In 2016, however, we’ve shifted our focus from banishing the water to keeping it onsite. 

Crazy, we know. 

Water Harvest Design in North Vancouver

Water harvesting is the simple act of saving rain water during the winter (or any time of year, really) for future use. One of the issues that makes this difficult is that we’re tight on space in the lower mainland, so we need to take advantage of our vertical space more so than the horizontal. 

This means that the best place to store all that winter wetness is underground. A further advantage to this is that water will flow into your collection tank easier because of gravity. 

Underground Tanks

We’ve installed plenty of underground tanks in the yards of older homes, but the best time to install is during construction so you’re not disturbing the land. Underground tanks can be much larger than overground tanks depending on the requirements of your property. They can be attached to sprinklers and irrigation systems that require power and a pump, but you’ll still be saving money with rainwater that’s going to fall anyways, especially in the winter and spring months.

Why not spread the rain out and save it for a day you’ll really need it?

Overground Tanks

Think of your standard rain barrel. Water harvesting technology has come a long way in the last decade, to the point where you can install tanks that look like large planters or simple brick retaining walls. Just let the rain fall and then fill up your watering tank from a valve and you’re on on your way to good water harvesting habits. 

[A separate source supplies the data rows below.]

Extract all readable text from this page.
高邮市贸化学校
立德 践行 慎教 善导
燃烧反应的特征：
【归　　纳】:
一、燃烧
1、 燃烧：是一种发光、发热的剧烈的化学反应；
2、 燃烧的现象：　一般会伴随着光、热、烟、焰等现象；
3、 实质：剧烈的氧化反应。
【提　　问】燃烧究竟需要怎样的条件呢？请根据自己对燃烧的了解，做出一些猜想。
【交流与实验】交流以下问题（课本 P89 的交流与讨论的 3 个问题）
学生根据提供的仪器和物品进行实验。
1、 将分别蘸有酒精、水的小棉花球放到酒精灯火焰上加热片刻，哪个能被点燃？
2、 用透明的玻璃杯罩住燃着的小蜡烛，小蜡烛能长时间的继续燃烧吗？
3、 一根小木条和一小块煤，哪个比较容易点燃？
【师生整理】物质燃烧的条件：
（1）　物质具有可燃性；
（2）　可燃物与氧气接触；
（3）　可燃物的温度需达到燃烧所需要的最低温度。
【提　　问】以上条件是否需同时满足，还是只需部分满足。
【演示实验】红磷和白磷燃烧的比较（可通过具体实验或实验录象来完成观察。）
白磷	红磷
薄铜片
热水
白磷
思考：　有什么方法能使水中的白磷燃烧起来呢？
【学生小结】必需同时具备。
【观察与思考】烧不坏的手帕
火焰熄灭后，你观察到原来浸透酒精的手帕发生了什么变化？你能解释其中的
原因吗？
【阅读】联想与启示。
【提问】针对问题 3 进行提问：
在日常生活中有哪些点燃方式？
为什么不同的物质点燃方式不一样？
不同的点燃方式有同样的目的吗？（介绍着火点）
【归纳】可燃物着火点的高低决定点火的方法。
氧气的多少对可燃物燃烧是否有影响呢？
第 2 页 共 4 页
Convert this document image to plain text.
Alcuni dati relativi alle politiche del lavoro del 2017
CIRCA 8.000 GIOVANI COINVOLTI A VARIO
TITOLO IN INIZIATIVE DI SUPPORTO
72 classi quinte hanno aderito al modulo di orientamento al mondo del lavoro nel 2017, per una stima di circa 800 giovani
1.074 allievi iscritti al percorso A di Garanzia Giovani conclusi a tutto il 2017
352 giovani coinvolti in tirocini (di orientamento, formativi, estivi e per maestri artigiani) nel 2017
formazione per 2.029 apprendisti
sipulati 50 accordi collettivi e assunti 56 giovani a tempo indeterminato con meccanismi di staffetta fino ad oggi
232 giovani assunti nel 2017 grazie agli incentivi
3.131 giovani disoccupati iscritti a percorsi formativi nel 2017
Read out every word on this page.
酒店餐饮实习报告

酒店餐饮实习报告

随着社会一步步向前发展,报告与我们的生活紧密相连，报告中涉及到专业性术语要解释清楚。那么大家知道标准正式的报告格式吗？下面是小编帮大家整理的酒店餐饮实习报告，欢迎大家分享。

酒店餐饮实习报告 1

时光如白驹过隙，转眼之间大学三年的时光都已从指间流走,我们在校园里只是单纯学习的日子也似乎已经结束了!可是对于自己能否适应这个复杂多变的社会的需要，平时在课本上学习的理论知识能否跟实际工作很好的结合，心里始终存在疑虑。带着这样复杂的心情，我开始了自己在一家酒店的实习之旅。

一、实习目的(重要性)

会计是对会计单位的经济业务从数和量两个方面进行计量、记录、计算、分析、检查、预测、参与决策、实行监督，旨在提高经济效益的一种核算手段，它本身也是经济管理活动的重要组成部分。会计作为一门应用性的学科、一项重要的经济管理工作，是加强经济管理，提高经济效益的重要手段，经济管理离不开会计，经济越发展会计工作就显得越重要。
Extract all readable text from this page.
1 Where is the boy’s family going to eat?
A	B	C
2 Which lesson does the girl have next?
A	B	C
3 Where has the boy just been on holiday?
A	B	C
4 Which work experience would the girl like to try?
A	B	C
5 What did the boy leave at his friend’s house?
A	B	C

Overground storage systems are usually installed on an existing structure and are designed to fit in and take up as little space as possible. Overground tanks can collect water on their own, or they can be hooked up to gutter systems to capture every drop of water that falls on your house. 

Further Benefits of Rainwater Harvesting

The benefit we all care about the most is the savings on our utility bill. The more water we save the less we’ll need to pay for in June when the sun shines for two weeks straight.

However, there’s more at work here:

  • rainwater harvesting lessens the burden on your municipal drainage system
  • with a higher supply of water being kept, the demand for water goes down, which means water prices also go down
  • local consumption of fresh water is diminished, which simply means there’s more opportunity and more water to contribute to a bigger picture water crisis

The benefits of rainwater harvesting far outweighs the costs, but yeah, there are initial costs involved. However, it won’t take long for the investment to be worth it, both in your backyard and elsewhere in the world where water isn’t so readily available.